La noticia me golpeó. Esteban era un niño fuerte y alegre.

—¿Cómo fue? —pregunté.

—Unas fiebres —diagnosticó mi hermano—. De repente enfermó y no hubo manera de atajarle el mal. Una semana estuvieron nuestros padres junto a su lecho, día y noche. Perdió la conciencia. No la recuperó. Y murió. Yo mismo le di los santos óleos.

—Que Dios le haya acogido en su seno.

Mi hermano se dirigió a una campana fijada a la fachada principal de la iglesia y comenzó a tañerla con energía. Al poco fueron apareciendo, de entre las boscosas lomas de alrededor, decenas de monjes y campesinos. Al menos el sistema de seguridad había funcionado. Mi hermano me presentó a sus vecinos: una comunidad de hombres y mujeres bravos y buenos, en todo igual a la del valle de Mena.

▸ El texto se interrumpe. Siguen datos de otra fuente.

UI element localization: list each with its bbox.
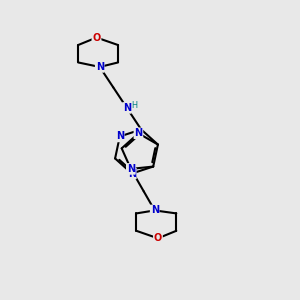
Text: N: N <box>96 62 104 72</box>
Text: H: H <box>131 101 137 110</box>
Text: N: N <box>127 164 135 174</box>
Text: N: N <box>128 169 136 178</box>
Text: N: N <box>134 128 142 138</box>
Text: N: N <box>123 103 131 113</box>
Text: O: O <box>154 233 162 243</box>
Text: N: N <box>151 206 159 215</box>
Text: O: O <box>92 32 101 43</box>
Text: N: N <box>116 131 124 141</box>
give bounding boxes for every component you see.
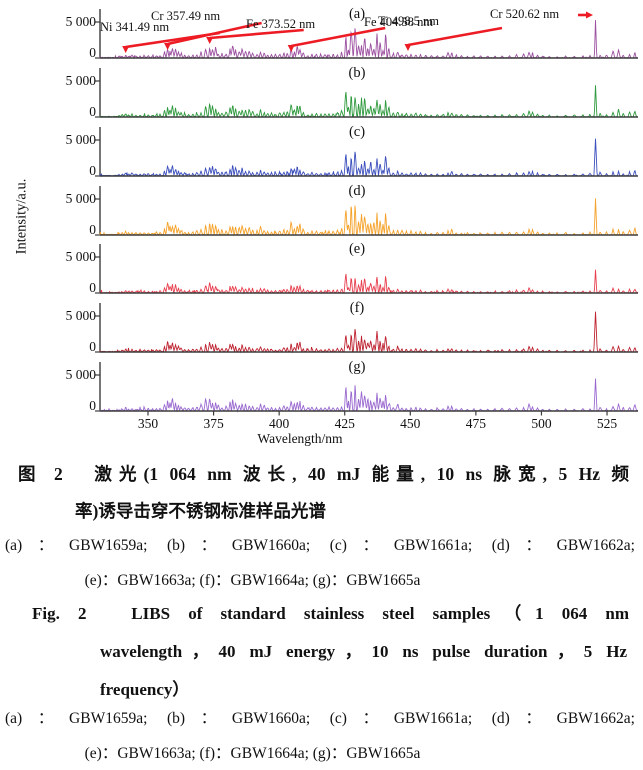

Después Vítulo y yo hablamos largo tiempo sobre el castillo. La orden para edificarlo se la cursó su obispo, que tenía sede en Santillana. Para entonces mi hermano ya había empezado a colonizar la zona. La iglesia en la que nos hallábamos fue su primera construcción: San Martín. Después apareció otro sacerdote llamado Eugenio y a él se debía la segunda iglesia del lugar: San Andrés. Eugenio le debía obediencia jerárquica, pero cada cual actuaba con entera libertad: se habían repartido el control de las tierras y uno y otro desarrollaban dos colonizaciones simultáneas. En cuanto al castillo, Vítulo supo que tenía que levantarlo, pero no le dijeron ni cómo ni con quién.